In such a situation where symptoms of a heart problem do not manifest visibly, it is extremely important for women to be aware of their own risk factors and adopt proactive measures to take care of their heart health. For example, one risk factor, stress has been linked to a greater intake of energy and nutrient-dense foods, mainly sources of sugar and fat, and to poor diet quality. Women can take simple steps like reducing unhealthy fats and products with high content of sugar and salt to improve the quality of their diet. Choose ingredients that are good for the heart, like oatmeal, wholegrains, fiber rich vegetables, blended oils with the right balance of fatty acids, legumes, soy products, and the like.
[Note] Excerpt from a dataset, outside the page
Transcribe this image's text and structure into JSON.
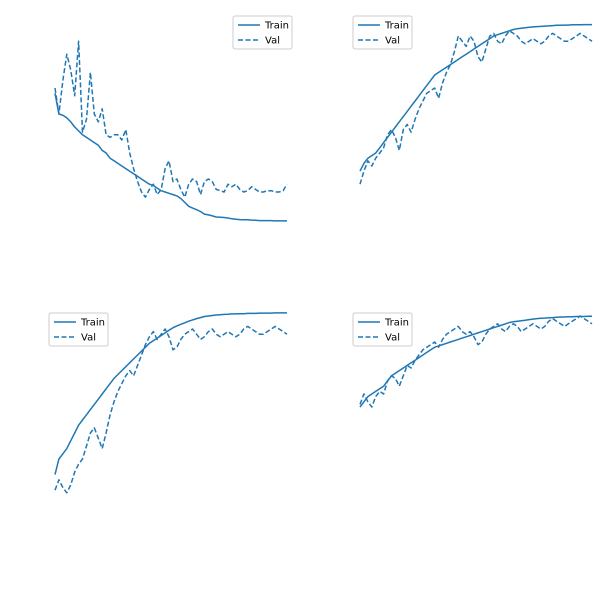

Regular and consistent exercise, adequate sleep, and other such lifestyle modifications can help maintain heart health in the long term.
Furthermore with signs of poor heart health not manifesting visibly in women, it is crucial that they get regular health check-ups done to assess their risk proactively. Self-awareness and early identification of cardiovascular risk factors can lead to better prevention of CVD in women.
This World Heart Day, let's choose self-care. Get a simple heart check-up done and encourage other women in yourselves too, to get the same done. Take proactive steps for heart health today.